Il n'y a jamais eu qu'un roman : c'est le roman de l'univers. Et il n'y a qu'un seul romancier : c'est moi [Dieu]. Les autres, ceux qui écrivent des livres, qui obtiennent des distinctions et qui ramassent des lecteurs, qui deviennent célèbres et dont les noms flottent sur les lèvres des hommes, se contentent de combiner autrement, en se servant du langage que je leur ai donné, des fragments de ma création. On peut dire la même chose de ceux qui peignent et qui sculptent, qui font des films et du théâtre, de la musique, des opéras : ils se servent des yeux, des mains, des oreilles que je leur ai donnés pour rassembler des spectateurs, des auditeurs et des admirateurs prêts à les acclamer.
Je n'avais jusque-là jamais rien lu de Jean d'Ormesson, bien que le personnage attire plutôt ma sympathie, notamment par l'image qui en est donnée régulièrement dans la chronique de Fonelle dans le magazine ELLE. Personnage de fiction évidemment, mais tout de même. Et puis, pourquoi, en cette rentrée littéraire, j'ai eu envie de faire sa connaissance ? Je ne sais pas, mais toujours est-il que je me suis plongée avec délices dans ce roman, que j'ai littéralement dévoré.
C'est un roman ambitieux, puisqu'il ne vise rien moins que de raconter... l'histoire de l'humanité. Il se compose de trois tableaux : dans le premier alternent "le fil du labyrinthe", à savoir l'Histoire, et "le rêve du Vieux", le Vieux en question n'étant autre que Dieu lui-même, narrateur omniscient s'il en est. On est entraîné dans un voyage à travers le temps, nourri de littérature, de philosophie et de science. Les deux autres tableaux sont plus personnels et méditatifs : "Pourquoi y a-t-il quelque chose au lieu de rien", et "La mort : un commencement ?" qui est de fait un hymne à la vie.

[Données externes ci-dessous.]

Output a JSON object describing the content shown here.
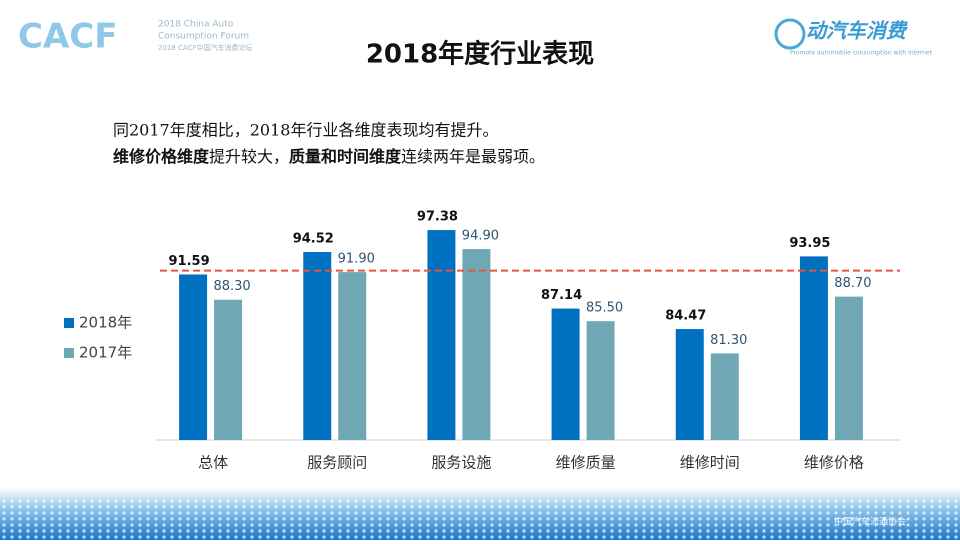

Je n'irai pas plus loin dans le résumé, parce que de fait résumer ce roman (et l'auteur tient à cette appellation générique !) est proprement impossible. Ce que je peux dire en revanche, c'est que le texte fait preuve d'une érudition proprement hallucinante, que l'on apprend énormément de choses, mais que ce n'est jamais pesant. Le style est joyeux, léger, enlevé, teinté d'humour et parfois d'irrévérence. Parfois, on est pris de vertige. Un vertige révélateur, car l'auteur emmène le lecteur à se poser des questions, à méditer des sujets auxquels il n'avait peut-être jamais vraiment pensé : l'immensité de l'univers, la physique quantique, l'amour, le temps et l'espace, la mort. Le monde, hasard ou nécessité ? Pourquoi y a-t-il quelque chose plutôt que rien ? On ne sort pas de cette lecture comme on y est entré. L'auteur dit qu'on reconnaît les bons livres à ce qu'ils changent un peu leur lecteur, et que ce livre-là l'a un peu changé, lui. Mais j'ai envie de dire "moi aussi". Parfaite réussite donc !
Alors pour finir, je voudrais juste remercier M. d'Ormesson (des fois qu'il passe par là) pour cet ouvrage d'une richesse et d'une profondeur incroyables, qui m'a tout simplement ravie, dans tous les sens du terme.